Frequently asked questions
- Does NAD+ supplementation help long COVID?
- As of early 2026, there are no completed randomized controlled trials specifically testing NAD+ precursors (NR or NMN) as a treatment for long COVID or PASC. The mechanistic rationale is coherent — SARS-CoV-2 infection is documented to deplete NAD+ through CD38 upregulation and PARP activation — but mechanistic plausibility is not clinical evidence. Two small pilot studies (Altay 2021, PMID 34703972; Naviaux 2023) have reported signals in fatigue and functional outcomes, but neither is adequately powered to support clinical conclusions. Controlled trials are required before any recommendation can be made.
- Why does SARS-CoV-2 deplete NAD+?
- Three overlapping mechanisms are supported by current data. First, viral replication triggers innate immune activation including PARP1/PARP2, which consume NAD+ to signal DNA damage and repair. Second, interferon-driven macrophage activation upregulates CD38 expression, accelerating NAD+ hydrolysis. Third, mitochondrial dysfunction from direct viral protein interaction (ORF9b, NSP12) reduces electron transport chain efficiency and impairs the NADH-to-NAD+ recycling that normally sustains the pool. Each mechanism is documented independently; their combined impact in PASC patients is an area of active investigation.
- How does long COVID relate to ME/CFS at the cellular level?
- The overlapping symptom picture between long COVID (PASC) and myalgic encephalomyelitis/chronic fatigue syndrome (ME/CFS) has a plausible molecular parallel: both conditions show evidence of impaired oxidative phosphorylation, elevated inflammatory cytokines, and in some studies reduced NAD+ availability. Stringer et al. (2020, PMID 32905682) documented ME/CFS-like metabolic shifts in post-viral cohorts. Fluge et al. (2017, PMID 28122029) showed amino acid catabolism shifts in ME/CFS consistent with a compensatory TCA cycle bypass when electron transport is impaired. The mechanistic overlap does not establish identical etiology, but it frames why NAD+ metabolism is a research focus in both conditions.
- What dose of NMN or NR has been used in post-viral fatigue studies?
- Published pilot work has used doses in the range of 500-1000 mg/day NR (Altay 2021) and 250-500 mg/day NMN in adjacent metabolic populations. These doses are consistent with the ranges established in healthy-adult pharmacokinetic studies. No dose-finding trial specific to long COVID or PASC has been completed and published with adequate sample sizes to identify an optimal dose or exposure threshold for symptom benefit.
- Is IV NAD+ more effective than oral precursors for post-viral fatigue?
- IV NAD+ administration raises blood NAD+ rapidly and bypasses gut absorption variability, but no controlled trial has directly compared IV NAD+ to oral precursors in long COVID patients.

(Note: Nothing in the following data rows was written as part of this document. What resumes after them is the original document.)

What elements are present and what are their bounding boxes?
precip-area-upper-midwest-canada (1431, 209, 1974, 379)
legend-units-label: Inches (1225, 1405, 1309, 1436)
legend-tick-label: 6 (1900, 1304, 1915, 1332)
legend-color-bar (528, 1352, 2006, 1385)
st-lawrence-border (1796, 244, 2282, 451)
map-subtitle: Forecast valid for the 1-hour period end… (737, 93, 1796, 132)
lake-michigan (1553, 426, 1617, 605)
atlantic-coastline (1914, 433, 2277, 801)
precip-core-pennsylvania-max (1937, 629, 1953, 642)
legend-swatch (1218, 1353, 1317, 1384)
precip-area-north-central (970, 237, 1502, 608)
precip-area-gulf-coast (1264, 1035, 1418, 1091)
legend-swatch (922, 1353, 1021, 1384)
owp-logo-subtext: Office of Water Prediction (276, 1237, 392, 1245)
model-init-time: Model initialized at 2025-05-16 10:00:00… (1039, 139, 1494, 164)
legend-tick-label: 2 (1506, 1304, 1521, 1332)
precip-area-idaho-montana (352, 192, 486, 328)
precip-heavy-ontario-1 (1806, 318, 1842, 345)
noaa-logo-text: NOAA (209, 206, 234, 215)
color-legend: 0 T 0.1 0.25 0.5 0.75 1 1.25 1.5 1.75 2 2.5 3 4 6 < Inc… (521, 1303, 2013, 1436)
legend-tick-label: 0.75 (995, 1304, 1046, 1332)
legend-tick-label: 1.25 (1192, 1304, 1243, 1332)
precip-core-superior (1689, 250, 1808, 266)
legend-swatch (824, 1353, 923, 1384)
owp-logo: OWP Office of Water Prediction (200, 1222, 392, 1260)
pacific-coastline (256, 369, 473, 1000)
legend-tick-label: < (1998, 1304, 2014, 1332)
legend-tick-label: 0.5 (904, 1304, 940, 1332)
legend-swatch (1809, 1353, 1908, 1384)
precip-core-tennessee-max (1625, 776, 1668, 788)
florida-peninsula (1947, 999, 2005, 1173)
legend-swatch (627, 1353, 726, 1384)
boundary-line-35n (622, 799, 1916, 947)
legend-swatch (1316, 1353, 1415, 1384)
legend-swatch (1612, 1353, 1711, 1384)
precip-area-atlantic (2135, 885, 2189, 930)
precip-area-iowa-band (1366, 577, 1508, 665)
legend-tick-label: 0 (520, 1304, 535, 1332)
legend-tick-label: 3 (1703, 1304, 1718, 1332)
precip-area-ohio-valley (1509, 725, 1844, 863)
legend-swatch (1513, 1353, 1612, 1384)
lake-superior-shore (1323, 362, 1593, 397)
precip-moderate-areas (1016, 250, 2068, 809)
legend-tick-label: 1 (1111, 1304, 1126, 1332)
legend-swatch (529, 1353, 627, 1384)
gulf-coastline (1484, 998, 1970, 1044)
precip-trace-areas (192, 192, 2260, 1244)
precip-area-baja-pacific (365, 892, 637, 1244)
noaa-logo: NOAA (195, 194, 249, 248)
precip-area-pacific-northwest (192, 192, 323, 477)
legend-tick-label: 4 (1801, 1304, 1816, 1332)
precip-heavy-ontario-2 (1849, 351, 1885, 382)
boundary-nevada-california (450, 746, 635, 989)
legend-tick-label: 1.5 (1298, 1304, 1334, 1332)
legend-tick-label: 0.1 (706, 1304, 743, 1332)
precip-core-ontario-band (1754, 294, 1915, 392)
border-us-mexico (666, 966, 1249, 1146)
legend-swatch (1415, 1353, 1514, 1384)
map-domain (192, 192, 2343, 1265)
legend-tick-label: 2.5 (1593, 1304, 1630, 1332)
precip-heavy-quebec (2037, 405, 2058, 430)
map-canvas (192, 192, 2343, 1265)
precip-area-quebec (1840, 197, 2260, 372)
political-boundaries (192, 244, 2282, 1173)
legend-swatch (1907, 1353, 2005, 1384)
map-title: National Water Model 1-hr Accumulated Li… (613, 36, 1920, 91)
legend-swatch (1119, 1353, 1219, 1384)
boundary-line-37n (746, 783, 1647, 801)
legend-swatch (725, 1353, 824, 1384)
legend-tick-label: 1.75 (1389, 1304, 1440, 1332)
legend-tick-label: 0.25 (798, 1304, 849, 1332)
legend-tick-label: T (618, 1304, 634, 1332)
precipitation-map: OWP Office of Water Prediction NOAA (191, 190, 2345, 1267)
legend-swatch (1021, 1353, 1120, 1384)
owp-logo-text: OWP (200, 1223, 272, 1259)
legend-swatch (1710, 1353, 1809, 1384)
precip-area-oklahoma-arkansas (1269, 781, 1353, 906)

Anecdotal reports from functional medicine clinics describe symptom benefit, but anecdote and controlled evidence are not equivalent. The IV NAD+ therapy page on this site covers the full evidence base for the IV route; the honest answer is that IV delivery has not been validated for post-viral fatigue in any adequately powered trial.
- Are there any completed clinical trials on NAD+ and long COVID?
- As of April 2026, ClinicalTrials.gov lists several registered protocols testing NAD+ precursors in post-COVID populations, but few have posted results. The Altay et al. (2021) report (PMID 34703972) was a small open-label study (n=12), not a double-blind RCT. A UK-based NR trial (ISRCTN registry) and a Scandinavian NMN study were recruiting as of late 2025. Larger trials with blinding, placebo controls, and validated symptom endpoints are required before clinical conclusions are possible.